In conclusione, le preoccupazioni di Pechino, e dunque le sue proteste, sembrano essere rivolte più che altro alla svolta, in senso maggiormente operativo, della presenza statunitense nell’area in sé per sé. Tali preoccupazioni sono dovute a due ordini di motivi: da una parte alle capacità del THAAD di penetrare una piccola, ma importante, percentuale del suo territorio, dall’altro al possibile futuro miglioramento delle relazioni militari tra Sud Corea e Giappone, suggellato dagli Stati Uniti. Infatti, questa stretta, già preoccupante di per sé agl’occhi di Pechino, segnala inoltre l’inizio di una politica più spigolosa nei confronti del programma nucleare nord coreano da parte della nuova Amministrazione americana e dei suoi alleati regionali. Una dichiarazione, questa, che pone Pechino nella condizione di dover prendere una scelta più netta in merito alla politica estera da portare avanti nei confronti di Pyongyang al fine di salvaguardare i propri interessi strategici. Se infatti fino ad oggi la Cina si è destreggiata tra sanzioni firmate, ma non implementate, così mantenendo una politica opaca nei confronti del programma nucleare nordcoreano, alla luce dei recenti avvenimenti e delle ultime dichiarazioni del Presidente Trump, le sue intenzioni dovranno essere più chiare e ne dovrà rendere conto alla comunità internazionale.
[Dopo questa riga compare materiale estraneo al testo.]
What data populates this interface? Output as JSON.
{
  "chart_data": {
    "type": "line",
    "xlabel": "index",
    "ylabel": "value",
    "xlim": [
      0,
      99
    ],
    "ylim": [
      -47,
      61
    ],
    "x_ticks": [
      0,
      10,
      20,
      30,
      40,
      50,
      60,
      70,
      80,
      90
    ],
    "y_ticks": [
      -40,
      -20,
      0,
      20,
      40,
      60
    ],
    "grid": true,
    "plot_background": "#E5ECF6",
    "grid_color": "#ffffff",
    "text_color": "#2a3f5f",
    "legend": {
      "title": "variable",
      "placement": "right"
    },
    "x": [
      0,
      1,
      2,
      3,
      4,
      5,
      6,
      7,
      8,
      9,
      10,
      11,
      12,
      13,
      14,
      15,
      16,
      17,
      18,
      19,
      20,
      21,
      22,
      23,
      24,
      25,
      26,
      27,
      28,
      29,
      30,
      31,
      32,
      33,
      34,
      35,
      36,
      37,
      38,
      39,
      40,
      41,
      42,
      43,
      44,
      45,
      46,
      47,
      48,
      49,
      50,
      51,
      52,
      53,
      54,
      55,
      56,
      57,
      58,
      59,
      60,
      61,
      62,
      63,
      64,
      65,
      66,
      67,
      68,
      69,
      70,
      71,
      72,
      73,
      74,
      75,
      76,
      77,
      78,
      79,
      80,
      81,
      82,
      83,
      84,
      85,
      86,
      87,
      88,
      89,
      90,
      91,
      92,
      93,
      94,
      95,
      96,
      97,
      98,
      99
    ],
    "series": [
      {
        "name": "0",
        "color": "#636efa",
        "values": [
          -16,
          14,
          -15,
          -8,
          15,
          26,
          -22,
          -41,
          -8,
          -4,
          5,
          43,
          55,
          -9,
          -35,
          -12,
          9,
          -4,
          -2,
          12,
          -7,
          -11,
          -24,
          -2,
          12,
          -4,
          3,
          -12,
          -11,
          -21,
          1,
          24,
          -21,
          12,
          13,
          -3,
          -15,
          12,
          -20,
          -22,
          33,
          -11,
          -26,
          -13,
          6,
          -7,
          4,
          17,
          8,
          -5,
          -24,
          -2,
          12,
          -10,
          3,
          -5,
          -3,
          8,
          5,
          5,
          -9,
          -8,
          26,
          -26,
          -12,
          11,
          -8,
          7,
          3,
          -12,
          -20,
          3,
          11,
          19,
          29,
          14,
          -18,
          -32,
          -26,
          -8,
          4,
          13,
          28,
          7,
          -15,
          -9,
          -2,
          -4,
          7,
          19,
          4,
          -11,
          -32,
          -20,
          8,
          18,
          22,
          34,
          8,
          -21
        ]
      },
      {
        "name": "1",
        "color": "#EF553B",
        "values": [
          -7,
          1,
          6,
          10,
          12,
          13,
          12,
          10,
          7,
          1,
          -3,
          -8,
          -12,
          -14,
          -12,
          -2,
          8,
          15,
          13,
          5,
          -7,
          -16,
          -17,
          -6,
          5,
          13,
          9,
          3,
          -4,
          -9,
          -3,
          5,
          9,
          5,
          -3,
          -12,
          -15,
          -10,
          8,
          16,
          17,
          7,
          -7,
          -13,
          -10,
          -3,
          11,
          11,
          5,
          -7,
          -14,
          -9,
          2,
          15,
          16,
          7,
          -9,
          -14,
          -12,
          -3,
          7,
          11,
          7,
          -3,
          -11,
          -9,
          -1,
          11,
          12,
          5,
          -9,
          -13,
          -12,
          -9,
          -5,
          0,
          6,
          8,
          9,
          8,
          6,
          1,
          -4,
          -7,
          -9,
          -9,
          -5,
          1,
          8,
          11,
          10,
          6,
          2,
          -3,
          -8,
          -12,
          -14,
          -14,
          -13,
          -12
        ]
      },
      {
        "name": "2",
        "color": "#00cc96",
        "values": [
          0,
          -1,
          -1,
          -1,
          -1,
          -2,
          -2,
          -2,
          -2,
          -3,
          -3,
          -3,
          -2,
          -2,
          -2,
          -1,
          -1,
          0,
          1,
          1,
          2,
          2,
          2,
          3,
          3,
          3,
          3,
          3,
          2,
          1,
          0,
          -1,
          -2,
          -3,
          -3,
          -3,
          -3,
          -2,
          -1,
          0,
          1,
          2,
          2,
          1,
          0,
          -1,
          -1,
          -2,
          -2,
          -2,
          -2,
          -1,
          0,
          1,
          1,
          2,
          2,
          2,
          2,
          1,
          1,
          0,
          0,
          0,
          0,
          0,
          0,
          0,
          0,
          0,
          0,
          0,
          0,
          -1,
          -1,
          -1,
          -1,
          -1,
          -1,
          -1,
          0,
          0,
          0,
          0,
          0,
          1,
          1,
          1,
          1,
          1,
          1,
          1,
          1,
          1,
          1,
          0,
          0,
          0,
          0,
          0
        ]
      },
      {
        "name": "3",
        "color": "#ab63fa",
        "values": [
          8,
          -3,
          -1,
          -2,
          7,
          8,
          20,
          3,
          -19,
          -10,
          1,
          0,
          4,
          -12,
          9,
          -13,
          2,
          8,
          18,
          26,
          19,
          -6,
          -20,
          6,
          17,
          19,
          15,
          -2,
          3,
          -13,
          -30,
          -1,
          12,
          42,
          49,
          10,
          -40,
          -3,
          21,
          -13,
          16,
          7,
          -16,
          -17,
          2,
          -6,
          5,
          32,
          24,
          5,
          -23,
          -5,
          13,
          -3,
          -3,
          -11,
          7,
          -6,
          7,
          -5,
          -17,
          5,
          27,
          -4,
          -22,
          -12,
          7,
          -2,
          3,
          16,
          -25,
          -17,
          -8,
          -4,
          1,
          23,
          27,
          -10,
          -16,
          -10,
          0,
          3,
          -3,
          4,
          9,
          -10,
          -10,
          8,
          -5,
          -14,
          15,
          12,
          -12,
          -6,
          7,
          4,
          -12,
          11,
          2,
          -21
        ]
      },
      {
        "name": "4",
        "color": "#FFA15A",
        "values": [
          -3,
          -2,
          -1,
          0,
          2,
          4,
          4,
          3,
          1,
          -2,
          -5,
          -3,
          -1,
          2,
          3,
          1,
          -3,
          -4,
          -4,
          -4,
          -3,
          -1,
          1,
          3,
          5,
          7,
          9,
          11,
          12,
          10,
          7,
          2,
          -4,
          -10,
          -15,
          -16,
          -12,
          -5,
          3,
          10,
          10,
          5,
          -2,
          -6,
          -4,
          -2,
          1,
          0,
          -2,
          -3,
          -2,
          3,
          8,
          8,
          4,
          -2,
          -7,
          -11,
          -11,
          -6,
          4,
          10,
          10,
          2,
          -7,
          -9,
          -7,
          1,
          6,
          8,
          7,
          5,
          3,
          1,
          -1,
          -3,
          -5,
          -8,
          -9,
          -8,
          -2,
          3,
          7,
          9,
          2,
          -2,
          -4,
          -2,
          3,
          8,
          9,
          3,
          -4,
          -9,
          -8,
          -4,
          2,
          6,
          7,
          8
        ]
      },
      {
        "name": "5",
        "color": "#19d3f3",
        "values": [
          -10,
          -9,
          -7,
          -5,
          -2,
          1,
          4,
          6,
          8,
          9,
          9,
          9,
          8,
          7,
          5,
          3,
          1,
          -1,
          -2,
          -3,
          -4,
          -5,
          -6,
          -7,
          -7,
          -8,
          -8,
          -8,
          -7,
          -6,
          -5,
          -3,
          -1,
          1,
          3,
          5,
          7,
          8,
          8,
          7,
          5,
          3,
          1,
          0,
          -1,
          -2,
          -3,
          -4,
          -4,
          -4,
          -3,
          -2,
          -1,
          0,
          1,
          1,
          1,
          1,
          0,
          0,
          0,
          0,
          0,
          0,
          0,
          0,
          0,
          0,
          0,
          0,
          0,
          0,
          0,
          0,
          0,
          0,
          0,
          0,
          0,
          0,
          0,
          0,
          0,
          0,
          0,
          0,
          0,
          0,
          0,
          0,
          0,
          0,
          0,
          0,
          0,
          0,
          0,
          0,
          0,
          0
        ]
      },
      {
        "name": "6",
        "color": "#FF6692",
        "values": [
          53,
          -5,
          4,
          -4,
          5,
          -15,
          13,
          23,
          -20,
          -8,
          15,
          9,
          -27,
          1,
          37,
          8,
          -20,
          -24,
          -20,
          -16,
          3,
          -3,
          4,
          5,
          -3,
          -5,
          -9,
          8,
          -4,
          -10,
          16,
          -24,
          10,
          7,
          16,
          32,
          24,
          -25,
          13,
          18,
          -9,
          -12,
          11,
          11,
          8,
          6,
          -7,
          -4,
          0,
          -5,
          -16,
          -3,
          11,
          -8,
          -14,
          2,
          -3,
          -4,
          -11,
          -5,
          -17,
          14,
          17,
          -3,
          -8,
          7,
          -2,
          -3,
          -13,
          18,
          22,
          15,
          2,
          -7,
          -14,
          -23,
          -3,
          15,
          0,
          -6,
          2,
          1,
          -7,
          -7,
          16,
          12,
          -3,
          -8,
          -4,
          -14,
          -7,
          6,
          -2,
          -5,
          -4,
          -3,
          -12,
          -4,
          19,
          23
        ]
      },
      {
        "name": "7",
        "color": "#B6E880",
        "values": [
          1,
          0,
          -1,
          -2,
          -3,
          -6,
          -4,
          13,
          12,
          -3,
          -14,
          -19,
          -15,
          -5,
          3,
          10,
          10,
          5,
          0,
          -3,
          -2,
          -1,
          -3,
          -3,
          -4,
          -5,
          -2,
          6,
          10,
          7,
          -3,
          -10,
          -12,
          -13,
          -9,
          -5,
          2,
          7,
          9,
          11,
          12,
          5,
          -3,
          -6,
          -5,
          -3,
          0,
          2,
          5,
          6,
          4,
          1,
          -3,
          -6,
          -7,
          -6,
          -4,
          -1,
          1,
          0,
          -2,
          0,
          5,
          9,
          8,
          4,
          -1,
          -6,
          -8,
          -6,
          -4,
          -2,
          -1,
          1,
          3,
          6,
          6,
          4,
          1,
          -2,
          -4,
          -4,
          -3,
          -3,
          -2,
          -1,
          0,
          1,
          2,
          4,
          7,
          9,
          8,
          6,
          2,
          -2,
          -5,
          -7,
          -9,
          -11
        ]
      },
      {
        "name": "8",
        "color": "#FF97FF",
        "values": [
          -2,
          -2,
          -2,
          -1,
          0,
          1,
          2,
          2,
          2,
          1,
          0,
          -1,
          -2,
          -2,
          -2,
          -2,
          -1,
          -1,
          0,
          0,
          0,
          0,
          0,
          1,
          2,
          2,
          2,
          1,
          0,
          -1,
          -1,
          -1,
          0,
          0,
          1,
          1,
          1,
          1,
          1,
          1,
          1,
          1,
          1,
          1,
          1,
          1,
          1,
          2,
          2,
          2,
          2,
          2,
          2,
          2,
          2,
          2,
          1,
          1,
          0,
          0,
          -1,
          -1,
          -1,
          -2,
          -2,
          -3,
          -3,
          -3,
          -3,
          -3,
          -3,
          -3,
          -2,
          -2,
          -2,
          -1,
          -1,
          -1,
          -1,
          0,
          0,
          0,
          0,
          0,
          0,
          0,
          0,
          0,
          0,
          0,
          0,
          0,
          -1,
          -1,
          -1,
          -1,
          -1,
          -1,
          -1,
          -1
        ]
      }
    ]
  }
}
[1] La Corea del Nord ha accelerato lo sviluppo delle armi nucleari effettuando 3 test nucleari dal 2013 ad oggi. Il programma nucleare nordcoreano è andato di pari passo con lo sviluppo del relativo programma missilistico, il quale ha visto il suo ultimo test, fallito, proprio lo scorso 16 aprile. Ad oggi, Kim Jong-Un dispone, dunque, della tecnologia balistica a medio e corto raggio e ha dischiarato di esser pronto a testare la tecnologia di raggio intermedio.

[2] Una strategia di deterrence by denial consiste nello scoraggiare il proprio nemico ad attaccare, persuadendolo del fatto che ogni suo sforzo verrebbe vanificato dalle contromisure intraprese (debitamente comunicate).

[3] La tecnologia hit-to-kill è caratteristica dei sistemi Kinetic Kill, ossia di quei sistemi che sfruttano l‘energia cinetica dell’impatto con l’obbiettivo per la neutralizzazione dello stesso.

[4] Il dibattito è aperto a Seul in merito l’acquisto di un THAAD da posizionare a copertura del restante terzo di territorio, per proteggerlo appunto da eventuali attacchi lanciati via mare.